Frozen bacterial pellets were lysed using the Fastprep homogenizer (MP Biomedicals, Santa Ana, California) and RNA was extracted with the FastRNA PRO(tm) blue kit (MP Biomedicals, 116025050) according to the manufacturer’s instructions. RNA levels and integrity were assessed using Qubit® RNA HS Assay Kit (Life technologies, Carlsbad, California, Q10210) and Tapestation (Agilent, Santa Clara, California, 5067-5576), respectively. All RNA samples were treated with TURBO(tm) DNase (Life technologies, AM2238). Ribosomal RNA depletion and RNA-seq libraries were prepared as described in ⁶⁶, except that all reaction volumes were reduced by a factor of 4.
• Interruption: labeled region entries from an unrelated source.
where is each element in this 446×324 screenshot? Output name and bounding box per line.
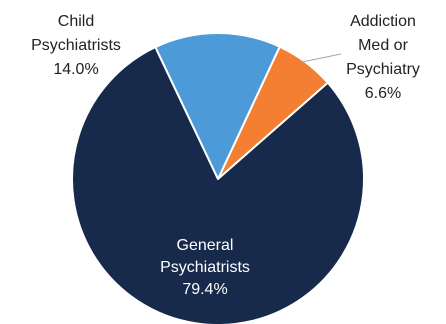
pie-slices <box>71 32 365 324</box>
pie-slice-3 <box>154 32 281 180</box>
pie-slice-2 <box>71 46 365 324</box>
slice-labels: Addiction Med or Psychiatry 6.6% General Psyc… <box>31 13 420 298</box>
slice-label-3: Child Psychiatrists 14.0% <box>31 13 121 78</box>
leader-lines <box>301 53 342 63</box>
slice-label-1: Addiction Med or Psychiatry 6.6% <box>346 13 420 102</box>
leader-line-1 <box>301 53 342 63</box>
slice-label-2: General Psychiatrists 79.4% <box>160 237 250 298</box>
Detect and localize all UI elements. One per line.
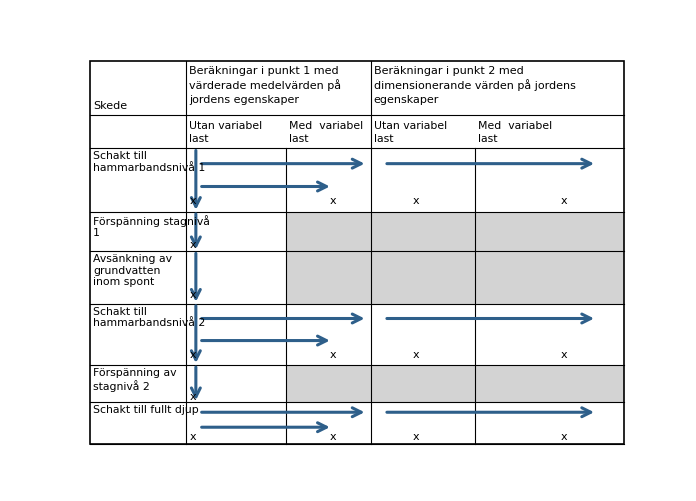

RNA-seq libraries were sequenced using Illumina NextSeq platform, and sequenced reads were demultiplexed using Illumina bcl2fastq module. Reads were mapped to the reference genome of P. polymyxa ATCC 842 downloaded from IMG (IMG taxon ID: 2547132099, 65 contigs), as described in ⁶⁶. RNA-seq-mapped reads were used to generate genome-wide RNA-seq coverage maps and reads-per-gene counts.

Raw counts of reads-per-gene for each of the 3 biological replicates were used as input for DESeq2 package analysis using R 3.6.0⁴⁸, while accounting for batch effect (DESeqDataSet (dds) design model “design= ∼batch + treatment”). Genes with normalized mean count <100 were discarded and a significant adjusted p-value (FDR<0.05) and fold change >2 or <0.5 were considered as the threshold for differentially expressed genes in each contrast (mature vs. control and scrambled vs. control). The volcano plot in Fig. 4a was plotted using EnhancedVolcano R package⁶⁷, based on the results of the DESeqs2 analysis.

Clumping assay

Cultures were incubated with peptides as described above for the RNA-seq experiments for 30 minutes, and 5 µL of culture were then dropped in the center of a dry LB plate and grown overnight in 30°C. The synthetic AloP13 pro-peptide lacking the last 6 aa (SYFHNITIGNGSQITVS) was ordered from Genscript Corp at a purity level of 76.6%. The plate was photographed using Biorad gel imager (Gel Doc XR+) and image colors were inverted for clarity.